Achmat: One of the things TAC has used is our tradition of political songs. We adapted our songs to sing about drugs like fluconazole and AZT, to sing about drug companies, to sing about our president’s denialism. Those songs became part of our mental and cultural vocabulary. In another country, it might be storytelling or writing. In China, one of the things people used in politics was wall newssheets. In every culture, we can adapt the basic scientific information. The secret is not choosing any one method over another, but using each one to reinforce the others. That is how you achieve impact.

TA Report: Are there similarities between the situation in Asia and South Africa?

Achmat: Asia, like Africa, has many different dialects, languages, and forms of art, politics, culture, and governance. As long as there is solidarity between all of us on the basic principles of the right to life and the right to access health care, each country can adopt its own approach, whether it is to create treatment literacy materials or campaign for your government to take serious steps to address the epidemic.

Thai activists have done some fantastic work. We would not have been able to bring down the price of fluconazole if it had not been for direct cooperation between Médecins Sans Frontières, the Thai Network of People Living with HIV/AIDS, and TAC. Cooperation like that has produced immediate results that benefit people across the world.
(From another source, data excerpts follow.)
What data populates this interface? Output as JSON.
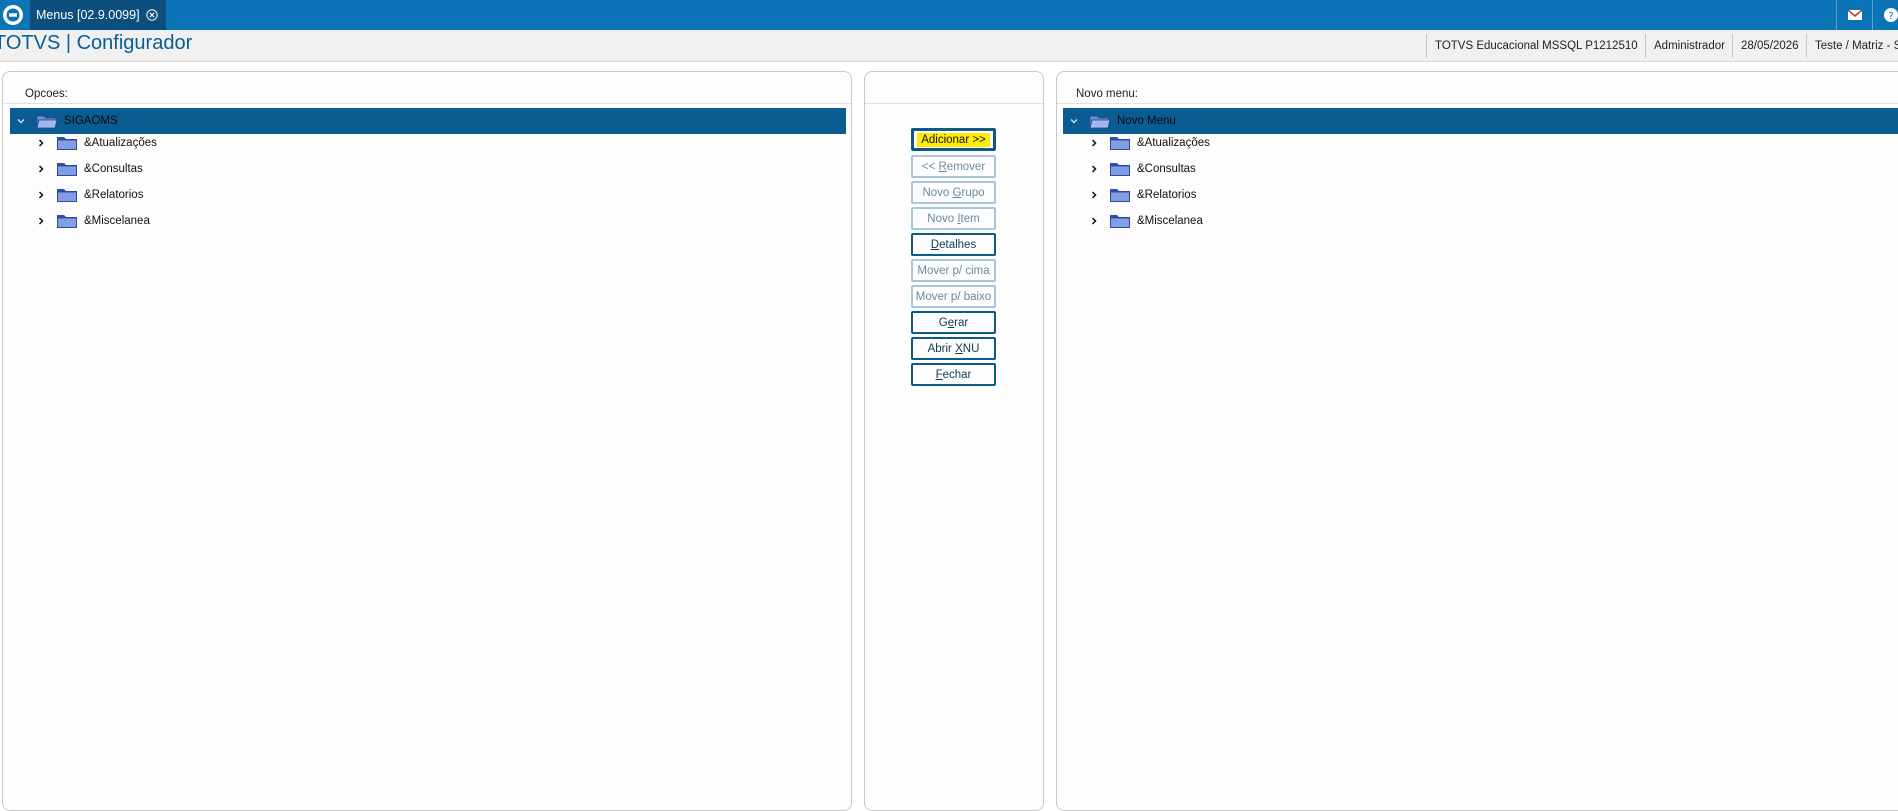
{
  "topbar": {
    "tab_title": "Menus [02.9.0099]",
    "icons": [
      "totvs-logo-icon",
      "close-tab-icon",
      "mail-icon",
      "help-icon"
    ]
  },
  "header": {
    "app_title": "TOTVS | Configurador",
    "environment": "TOTVS Educacional MSSQL P1212510",
    "user": "Administrador",
    "date": "28/05/2026",
    "company": "Teste / Matriz - Sp"
  },
  "left_panel": {
    "label": "Opcoes:",
    "root": "SIGAOMS",
    "items": [
      "&Atualizações",
      "&Consultas",
      "&Relatorios",
      "&Miscelanea"
    ]
  },
  "buttons": {
    "add": "Adicionar >>",
    "remove_a": "<< ",
    "remove_u": "R",
    "remove_b": "emover",
    "new_group_a": "Novo ",
    "new_group_u": "G",
    "new_group_b": "rupo",
    "new_item_a": "Novo ",
    "new_item_u": "I",
    "new_item_b": "tem",
    "details_u": "D",
    "details_b": "etalhes",
    "move_up": "Mover p/ cima",
    "move_down": "Mover p/ baixo",
    "generate_a": "G",
    "generate_u": "e",
    "generate_b": "rar",
    "open_xnu_a": "Abrir ",
    "open_xnu_u": "X",
    "open_xnu_b": "NU",
    "close_u": "F",
    "close_b": "echar"
  },
  "right_panel": {
    "label": "Novo menu:",
    "root": "Novo Menu",
    "items": [
      "&Atualizações",
      "&Consultas",
      "&Relatorios",
      "&Miscelanea"
    ]
  },
  "colors": {
    "topbar": "#0a74b6",
    "active_tab": "#0c4f7d",
    "selected_row": "#0b5c93",
    "button_border": "#0e5a86",
    "highlight": "#ffeb00"
  }
}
TA Report:  You have been taking antiretroviral therapy since September. How is your health?

Achmat: In the first four months, the transformation was phenomenal. Short of being born again in a biological or revivalist sense, I don't think anything else can compare. I had my energy, concentration, and desire to live back. I was cooking and cleaning my house, which I hadn’t done for years. I was suddenly able to look ahead 10, 15, 20 years and plan. I went from having two, three infections a week, to literally having two or three colds in a year. It has been absolutely fantastic. Unfortunately, in the fifth month, I developed a side effect called peripheral neuropathy in my feet, and I ignored it. I did not want to change my drug, because I was on the same regimen that would be available to the public. But it really became very bad, and I changed my drug. It’s under control now.

TA Report: Thank you, we wish you good health and good luck.